Réindustrialisation : statu quo en Normandie

Le baromètre industriel de l’Etat publié en mars passe en revue les ouvertures d’usines comme les « extensions significatives » de sites industriels afin de dresser un panorama circonstancié de la réindustrialisation dans les territoires. Entre ouvertures et fermetures, la Normandie affiche en 2024 un solde net relativement stable.

Le baromètre industriel publié par l’Etat en mars vise à mesurer l’évolution de la réindustrialisation en France. Sous la houlette de la DGE, la délégation générale des entreprises du ministère de l’Economie, des Finances et de l’Industrie, les services de l’Etat en région dressent un panorama national qui se décline dans les territoires.

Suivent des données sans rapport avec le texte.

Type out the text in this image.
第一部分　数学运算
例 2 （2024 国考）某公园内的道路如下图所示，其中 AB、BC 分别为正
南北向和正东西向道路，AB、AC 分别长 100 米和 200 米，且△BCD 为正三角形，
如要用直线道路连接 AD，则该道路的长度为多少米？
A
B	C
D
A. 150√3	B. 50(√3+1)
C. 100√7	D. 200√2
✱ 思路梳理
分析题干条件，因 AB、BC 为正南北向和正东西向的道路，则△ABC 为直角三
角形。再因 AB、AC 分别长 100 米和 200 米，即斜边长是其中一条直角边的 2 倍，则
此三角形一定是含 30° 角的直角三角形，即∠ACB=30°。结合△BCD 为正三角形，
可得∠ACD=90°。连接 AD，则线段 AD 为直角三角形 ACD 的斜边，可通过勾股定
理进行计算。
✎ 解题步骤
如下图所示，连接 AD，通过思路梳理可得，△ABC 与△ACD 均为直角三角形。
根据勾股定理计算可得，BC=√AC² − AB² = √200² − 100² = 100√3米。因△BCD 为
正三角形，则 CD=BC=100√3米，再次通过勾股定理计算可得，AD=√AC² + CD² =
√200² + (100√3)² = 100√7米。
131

Après une forte progression en 2022 et 2023 avec respectivement 176 et 189 ouvertures nettes de sites, 2024 est marquée par une « hausse modérée » des ouvertures comme des extensions de sites, soit 89 sur l’ensemble du territoire hexagonal. Une décélération qui s’inscrit néanmoins dans une « dynamique positive », estiment les services de l’Etat qui relèvent « de fortes disparités sectorielles et territoriales » à la maille des régions, mais aussi des départements considérés.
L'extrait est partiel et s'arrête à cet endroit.